The other junior I think looks ready for the team is Emelie Petz, who was supposed to compete at the Youth Olympic Games qualifier, but a foot injury is limiting her to just bars and beam at the moment, and so she competed just two events in Chemnitz instead of traveling to Baku.
Like Zhu, Petz had a weak day on both of these events, but also like Zhu, she’s capable of so much better and I can’t see a world where a four-time junior national champion is left off of the junior Euros team when she’s finally age-eligible. Hopefully by August, she’ll be feeling better and will be able to get in some more training time, but I wouldn’t count her or Zhu out based on their performances at this meet.

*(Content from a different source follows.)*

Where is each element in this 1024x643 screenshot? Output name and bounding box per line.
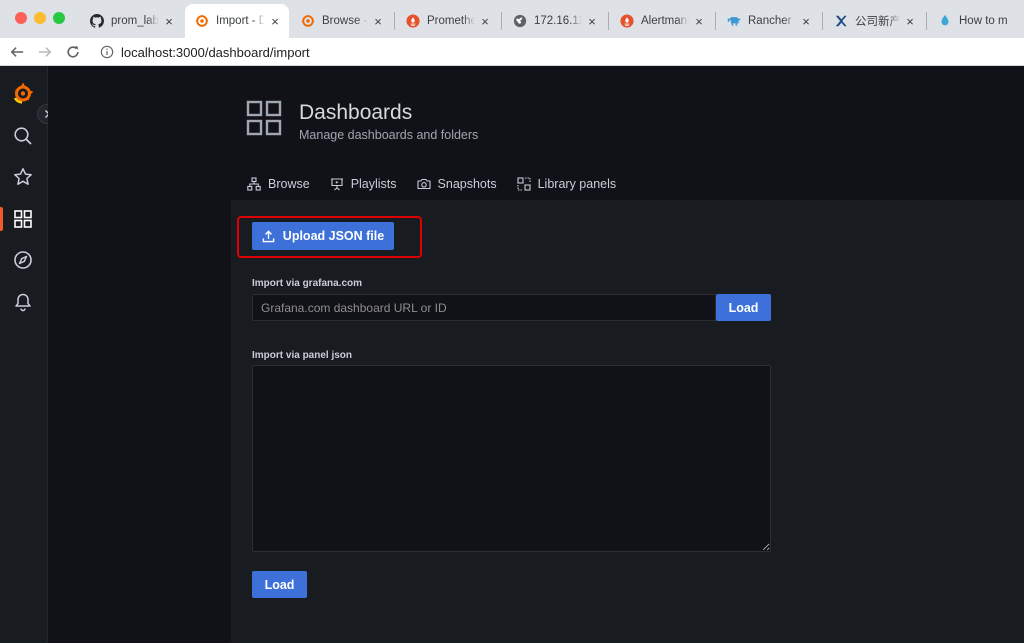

The other Euros hopefuls who competed in Germany’s junior trials field were Michelle Kunz, fourth with a 47.800, Jasmin Haase, fifth with a 47.500, Noemi Griesser, seventh with a 43.750, Theresa Geyer, eighth with a 43.250, and Stella Neufeld, ninth with a 43.150.
Full results from this trial meet are available here, and we’re excited to see how these ladies end up doing at future tests on the road to Glasgow!